What is Coeliac disease?

What is coeliac disease?

What is it?

Coeliac disease is a lifelong immune illness affecting at least an estimated 1 in 100 (1.1%–1.7%) people worldwide. The condition arises in genetically predisposed individuals following the ingestion of gluten, a composite of proteins found in grains such as wheat, barley, and rye. For individuals with coeliac disease, consuming gluten causes an immune reaction which damages the lining of the small bowel (i.e. villous atrophy) and typically results in various intestinal and/or non-intestinal symptoms (e.g. diarrhoea, abdominal pain, headache, fatigue). The type and severity of symptoms can vary considerably from one person to the next. Some people may experience debilitating, severe symptoms requiring time away from work or school, whereas other people may experience few or no symptoms at all.

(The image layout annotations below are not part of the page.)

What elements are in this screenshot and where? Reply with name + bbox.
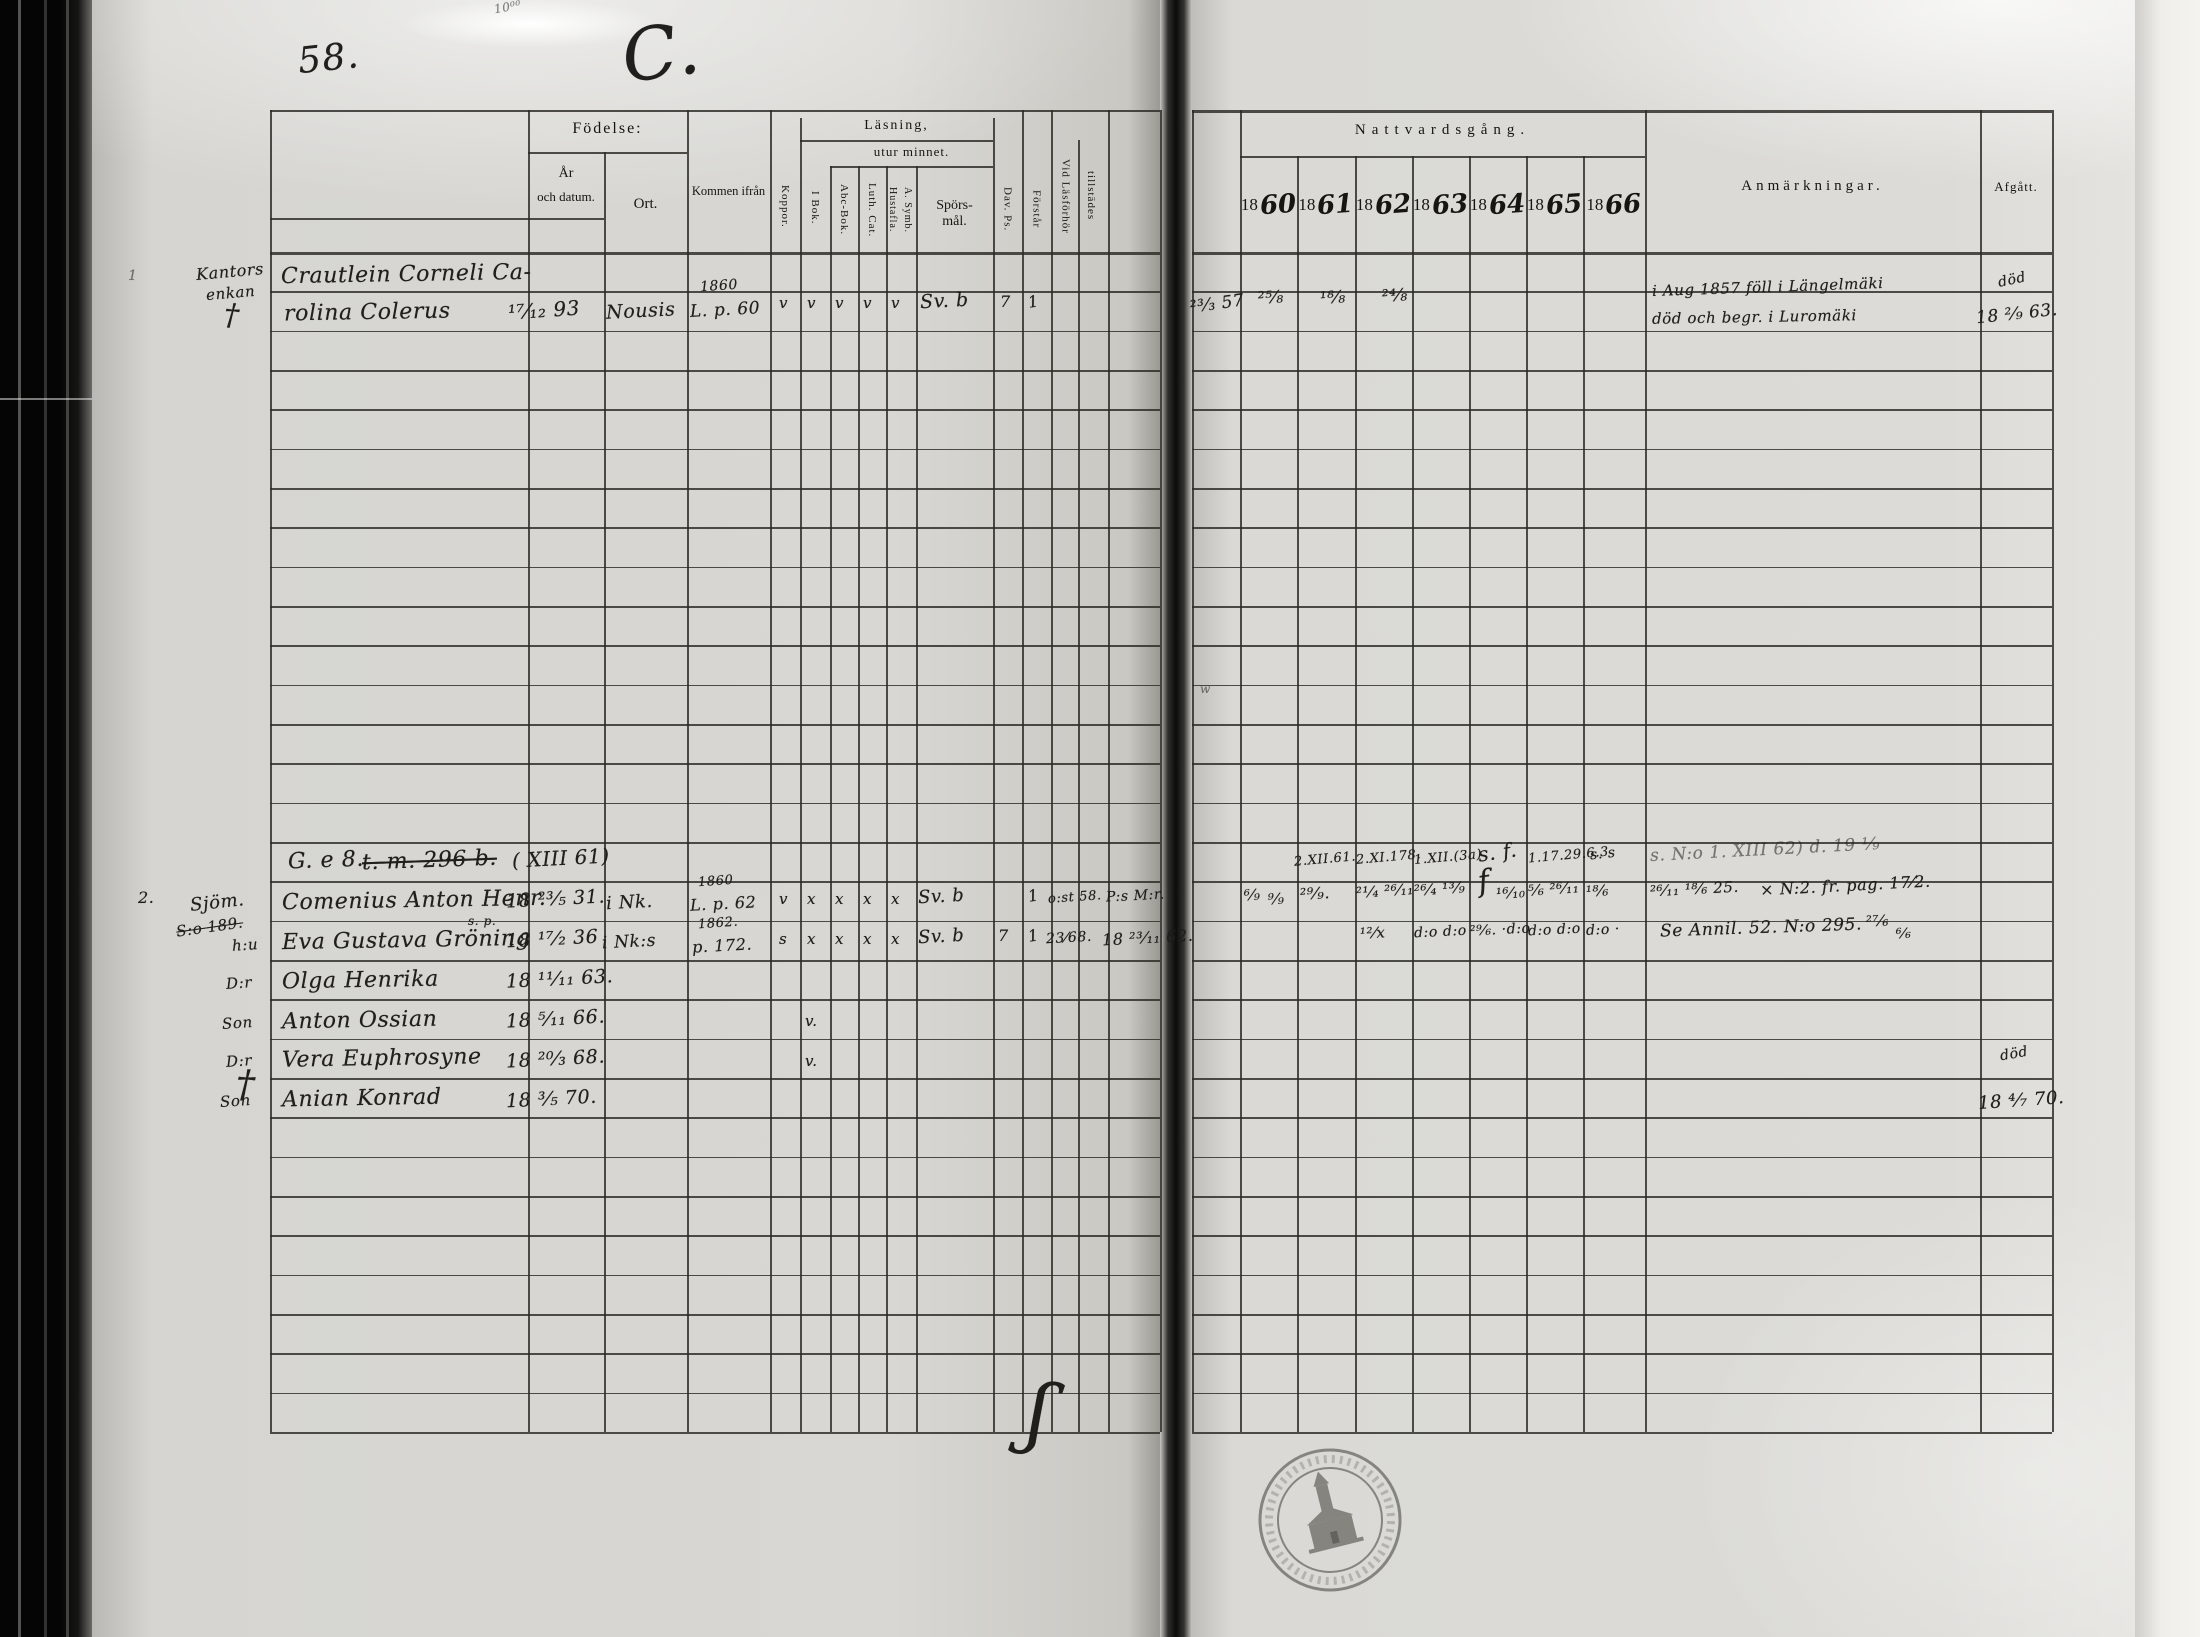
- grid-line: [270, 960, 1160, 962]
- handwriting-note: ²⁹⁄₆. ·d:o: [1470, 920, 1531, 939]
- book-gutter: [1160, 0, 1192, 1637]
- header-dav-ps: Dav. Ps.: [993, 166, 1022, 252]
- grid-line: [1192, 606, 2052, 608]
- grid-line: [1192, 763, 2052, 765]
- grid-line: [270, 1078, 1160, 1080]
- grid-line: [270, 449, 1160, 451]
- year-column-label: 1860: [1240, 160, 1297, 250]
- handwriting-note: d:o d:o: [1528, 921, 1582, 940]
- handwriting-note: 2.: [138, 888, 154, 907]
- handwriting-note: 7: [998, 926, 1009, 945]
- handwriting-note: x: [863, 890, 872, 908]
- year-column-label: 1864: [1469, 160, 1526, 250]
- grid-line: [886, 166, 888, 1432]
- handwriting-note: x: [863, 930, 872, 948]
- grid-line: [270, 488, 1160, 490]
- grid-line: [993, 118, 995, 1432]
- header-a-symb: A. Symb.: [899, 168, 916, 252]
- grid-line: [270, 527, 1160, 529]
- grid-line: [1192, 1117, 2052, 1119]
- grid-line: [270, 218, 604, 220]
- year-suffix: 62: [1374, 189, 1412, 221]
- handwriting-note: Nousis: [605, 298, 676, 324]
- handwriting-note: ⁹⁄₉: [1267, 889, 1285, 908]
- grid-line: [270, 409, 1160, 411]
- grid-line: [270, 370, 1160, 372]
- header-vid-lasforhor: Vid Läsförhör: [1051, 140, 1080, 252]
- grid-line: [800, 140, 993, 142]
- handwriting-note: w: [1200, 682, 1211, 696]
- grid-line: [270, 999, 1160, 1001]
- header-nattvardsgang: Nattvardsgång.: [1240, 122, 1645, 139]
- grid-line: [270, 1393, 1160, 1395]
- grid-line: [1192, 803, 2052, 805]
- handwriting-note: ¹⁷⁄₁₂ 93: [507, 296, 581, 325]
- grid-line: [1192, 921, 2052, 923]
- grid-line: [1108, 110, 1110, 1432]
- grid-line: [1192, 567, 2052, 569]
- grid-line: [1192, 1314, 2052, 1316]
- grid-line: [270, 1353, 1160, 1355]
- year-prefix: 18: [1298, 195, 1315, 215]
- header-tillstades: tillstädes: [1078, 140, 1104, 252]
- year-prefix: 18: [1413, 195, 1430, 215]
- handwriting-note: L. p. 62: [690, 892, 757, 914]
- handwriting-note: p. 172.: [692, 934, 753, 956]
- handwriting-note: död och begr. i Luromäki: [1652, 306, 1857, 328]
- header-forstar: Förstår: [1022, 166, 1051, 252]
- handwriting-note: v: [835, 294, 844, 312]
- handwriting-note: Vera Euphrosyne: [282, 1044, 482, 1072]
- handwriting-note: ¹²⁄x: [1360, 923, 1386, 942]
- grid-line: [1192, 370, 2052, 372]
- year-suffix: 63: [1431, 189, 1469, 221]
- handwriting-note: ²⁴⁄₈: [1381, 285, 1408, 307]
- handwriting-note: v.: [805, 1012, 818, 1030]
- grid-line: [800, 118, 802, 1432]
- grid-line: [1192, 1275, 2052, 1277]
- handwriting-note: d:o ·: [1586, 921, 1621, 939]
- header-fodelse: Födelse:: [528, 120, 687, 138]
- grid-line: [1192, 331, 2052, 333]
- grid-line: [528, 152, 687, 154]
- header-sporsmal-line1: Spörs-: [936, 198, 973, 213]
- grid-line: [1051, 110, 1053, 1432]
- grid-line: [1355, 156, 1357, 1432]
- handwriting-note: †: [235, 1062, 256, 1107]
- grid-line: [1469, 156, 1471, 1432]
- handwriting-note: v: [891, 294, 900, 312]
- year-suffix: 64: [1488, 189, 1526, 221]
- grid-line: [1192, 1196, 2052, 1198]
- handwriting-note: Olga Henrika: [282, 967, 439, 995]
- grid-line: [916, 166, 918, 1432]
- header-luth-cat: Luth. Cat.: [858, 168, 886, 252]
- handwriting-note: 1: [128, 268, 138, 284]
- handwriting-note: Son: [221, 1013, 253, 1033]
- handwriting-note: Anian Konrad: [282, 1085, 442, 1113]
- handwriting-note: G. e 8.: [288, 847, 365, 875]
- grid-line: [270, 842, 1160, 844]
- grid-line: [1192, 999, 2052, 1001]
- grid-line: [270, 606, 1160, 608]
- grid-line: [858, 166, 860, 1432]
- grid-line: [270, 1196, 1160, 1198]
- year-prefix: 18: [1586, 195, 1603, 215]
- handwriting-note: v: [779, 890, 788, 908]
- grid-line: [1192, 252, 2052, 255]
- year-suffix: 65: [1545, 189, 1583, 221]
- year-suffix: 66: [1604, 189, 1642, 221]
- handwriting-note: 7: [1000, 292, 1011, 311]
- handwriting-note: x: [835, 890, 844, 908]
- year-column-label: 1861: [1297, 160, 1355, 250]
- grid-line: [1192, 960, 2052, 962]
- header-ort: Ort.: [604, 196, 687, 213]
- grid-line: [270, 331, 1160, 333]
- grid-line: [1583, 156, 1585, 1432]
- year-prefix: 18: [1241, 195, 1258, 215]
- handwriting-note: Sv. b: [919, 289, 969, 314]
- grid-line: [270, 567, 1160, 569]
- handwriting-note: i Nk.: [605, 891, 653, 914]
- grid-line: [1192, 1393, 2052, 1395]
- grid-line: [1645, 110, 1647, 1432]
- header-afgatt: Afgått.: [1980, 180, 2052, 195]
- film-scratch: [44, 0, 47, 1637]
- handwriting-note: ⁶⁄₆: [1896, 926, 1912, 943]
- handwriting-note: Sv. b: [917, 925, 964, 948]
- scanned-ledger-spread: Födelse: År och datum. Ort. Kommen ifrån…: [0, 0, 2200, 1637]
- handwriting-note: v: [779, 294, 788, 312]
- header-kommen-ifran: Kommen ifrån: [683, 184, 774, 198]
- handwriting-note: ¹⁶⁄₁₀: [1495, 883, 1526, 903]
- grid-line: [1192, 1157, 2052, 1159]
- grid-line: [770, 110, 772, 1432]
- grid-line: [1192, 685, 2052, 687]
- handwriting-note: ¹⁸⁄₈: [1319, 287, 1346, 309]
- handwriting-note: 1860: [699, 277, 738, 296]
- handwriting-note: †: [223, 297, 241, 333]
- grid-line: [687, 110, 689, 1432]
- year-prefix: 18: [1356, 195, 1373, 215]
- handwriting-note: ²⁶⁄₄ ¹³⁄₉: [1413, 878, 1465, 900]
- grid-line: [1297, 156, 1299, 1432]
- handwriting-note: ²⁹⁄₉.: [1299, 883, 1330, 904]
- film-scratch: [66, 0, 69, 1637]
- header-abc-bok: Abc-Bok.: [830, 168, 858, 252]
- handwriting-note: 1860: [698, 873, 734, 890]
- grid-line: [1192, 449, 2052, 451]
- grid-line: [1192, 409, 2052, 411]
- page-edge: [2135, 0, 2200, 1637]
- handwriting-note: t. m. 296 b.: [362, 846, 498, 876]
- handwriting-note: s. s: [1589, 845, 1616, 864]
- grid-line: [604, 152, 606, 1432]
- grid-line: [270, 685, 1160, 687]
- handwriting-note: Eva Gustava Gröning: [282, 926, 531, 955]
- handwriting-note: ⁶⁄₉: [1243, 885, 1261, 904]
- grid-line: [1078, 140, 1080, 1432]
- grid-line: [270, 1117, 1160, 1119]
- handwriting-note: h:u: [231, 935, 258, 955]
- grid-line: [270, 110, 1160, 112]
- grid-line: [1022, 110, 1024, 1432]
- grid-line: [270, 763, 1160, 765]
- grid-line: [1192, 488, 2052, 490]
- handwriting-note: v.: [805, 1052, 818, 1070]
- handwriting-note: ²⁷⁄₆: [1866, 911, 1890, 930]
- grid-line: [1526, 156, 1528, 1432]
- handwriting-note: v: [807, 294, 816, 312]
- header-och-datum: och datum.: [520, 190, 612, 205]
- header-utur-minnet: utur minnet.: [830, 145, 993, 160]
- handwriting-note: D:r: [225, 973, 252, 993]
- handwriting-note: 1862.: [698, 915, 739, 933]
- handwriting-note: ⁵⁄₆ ²⁶⁄₁₁: [1527, 878, 1579, 900]
- grid-line: [1192, 1078, 2052, 1080]
- year-suffix: 61: [1316, 189, 1354, 221]
- grid-line: [270, 803, 1160, 805]
- grid-line: [1192, 724, 2052, 726]
- handwriting-note: x: [835, 930, 844, 948]
- handwriting-note: ¹⁸⁄₆: [1585, 881, 1609, 901]
- film-scratch: [18, 0, 21, 1637]
- grid-line: [270, 1275, 1160, 1277]
- handwriting-note: C.: [617, 5, 706, 99]
- handwriting-note: s: [779, 930, 787, 948]
- handwriting-note: 23⁄68.: [1046, 929, 1093, 947]
- handwriting-note: v: [863, 294, 872, 312]
- handwriting-note: x: [807, 930, 816, 948]
- year-column-label: 1862: [1355, 160, 1412, 250]
- grid-line: [1192, 842, 2052, 844]
- grid-line: [270, 645, 1160, 647]
- handwriting-note: Sv. b: [917, 885, 964, 908]
- handwriting-note: rolina Colerus: [284, 299, 451, 327]
- handwriting-note: i Nk:s: [602, 931, 657, 954]
- year-column-label: 1865: [1526, 160, 1583, 250]
- year-prefix: 18: [1527, 195, 1544, 215]
- grid-line: [1192, 1235, 2052, 1237]
- grid-line: [270, 1157, 1160, 1159]
- header-anmarkningar: Anmärkningar.: [1645, 178, 1980, 195]
- church-icon: [1291, 1465, 1364, 1554]
- grid-line: [1192, 645, 2052, 647]
- grid-line: [1192, 1432, 2052, 1435]
- grid-line: [1160, 110, 1162, 1432]
- grid-line: [1192, 110, 2052, 113]
- handwriting-note: L. p. 60: [690, 298, 761, 322]
- header-i-bok: I Bok.: [800, 164, 830, 252]
- year-suffix: 60: [1259, 189, 1297, 221]
- handwriting-note: 58.: [296, 35, 362, 82]
- handwriting-note: ²⁵⁄₈: [1257, 287, 1284, 309]
- grid-line: [270, 252, 1160, 255]
- grid-line: [1192, 1353, 2052, 1355]
- year-column-label: 1863: [1412, 160, 1469, 250]
- grid-line: [270, 110, 272, 1432]
- grid-line: [1412, 156, 1414, 1432]
- handwriting-note: Anton Ossian: [282, 1007, 438, 1035]
- grid-line: [830, 166, 832, 1432]
- grid-line: [1192, 527, 2052, 529]
- year-column-label: 1866: [1583, 160, 1645, 250]
- handwriting-note: x: [891, 890, 900, 908]
- grid-line: [270, 1235, 1160, 1237]
- header-ar: År: [528, 166, 604, 182]
- year-prefix: 18: [1470, 195, 1487, 215]
- grid-line: [270, 724, 1160, 726]
- handwriting-note: ( XIII 61): [511, 843, 610, 872]
- header-lasning: Läsning,: [800, 118, 993, 134]
- grid-line: [270, 1314, 1160, 1316]
- handwriting-note: x: [891, 930, 900, 948]
- handwriting-note: x: [807, 890, 816, 908]
- handwriting-note: Crautlein Corneli Ca-: [281, 260, 532, 289]
- handwriting-note: P:s M:r.: [1106, 886, 1165, 905]
- header-koppor: Koppor.: [770, 160, 800, 252]
- film-strip: [0, 0, 92, 1637]
- grid-line: [270, 1039, 1160, 1041]
- handwriting-note: d:o d:o: [1414, 923, 1468, 942]
- grid-line: [1192, 1039, 2052, 1041]
- header-sporsmal-line2: mål.: [942, 214, 967, 229]
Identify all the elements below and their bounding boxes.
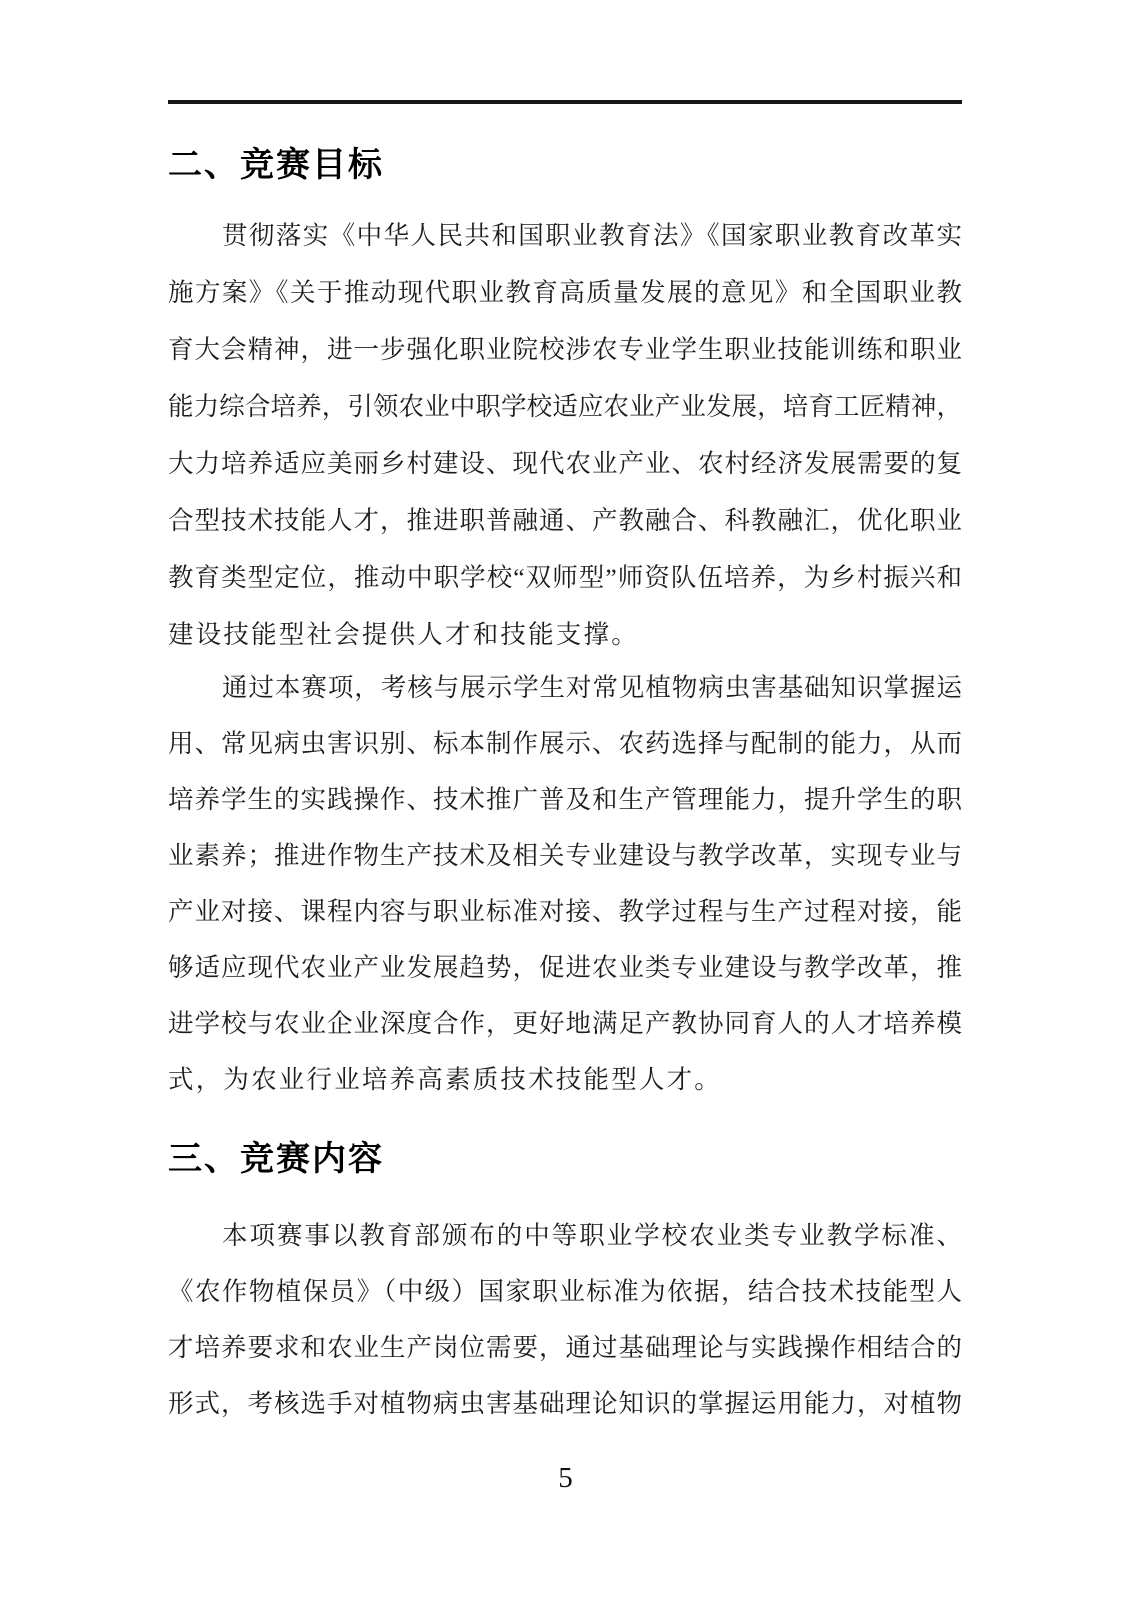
text-line: 才培养要求和农业生产岗位需要，通过基础理论与实践操作相结合的 [168,1320,962,1376]
document-page: 二、竞赛目标 贯彻落实《中华人民共和国职业教育法》《国家职业教育改革实 施方案》… [0,0,1131,1600]
text-line: 用、常见病虫害识别、标本制作展示、农药选择与配制的能力，从而 [168,716,962,772]
text-line: 本项赛事以教育部颁布的中等职业学校农业类专业教学标准、 [168,1208,962,1264]
text-line: 式，为农业行业培养高素质技术技能型人才。 [168,1052,962,1108]
text-line: 大力培养适应美丽乡村建设、现代农业产业、农村经济发展需要的复 [168,435,962,492]
page-number: 5 [0,1460,1131,1496]
text-line: 形式，考核选手对植物病虫害基础理论知识的掌握运用能力，对植物 [168,1376,962,1432]
paragraph: 本项赛事以教育部颁布的中等职业学校农业类专业教学标准、 《农作物植保员》（中级）… [168,1208,962,1432]
text-line: 施方案》《关于推动现代职业教育高质量发展的意见》和全国职业教 [168,264,962,321]
text-line: 能力综合培养，引领农业中职学校适应农业产业发展，培育工匠精神， [168,378,962,435]
text-line: 培养学生的实践操作、技术推广普及和生产管理能力，提升学生的职 [168,772,962,828]
paragraph: 贯彻落实《中华人民共和国职业教育法》《国家职业教育改革实 施方案》《关于推动现代… [168,207,962,663]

Due to this variability in presentation, and the fact that symptoms may overlap with other gastrointestinal illnesses (e.g. irritable bowel syndrome), the condition can be challenging to diagnose, resulting in delayed diagnosis, or having symptoms misdiagnosed as another illness.

Who is affected?

Coeliac disease is one of the most common chronic immune illnesses. It can affect people of any sex or ethnicity. Most cases are diagnosed between the ages of 40 and 60, however, diagnosis can occur at any age. Despite its prevalence, most cases go undiagnosed, and those that are identified are often preceded by a diagnostic delay of six to ten years or more. The condition has a strong genetic component, with most people sharing at least one of two common genetic variations associated with coeliac disease (i.e. the human leukocyte antigen variants HLA-DQ2 and/or HLA-DQ8). Although virtually all individuals diagnosed with coeliac disease possess one or both variants, they are nonetheless present in about half of the general population, and only about 3% of these people will develop the condition. Similarly, if you have close genetic ties to someone with coeliac disease (i.e. first-degree relative) you have about a 10% of developing the condition.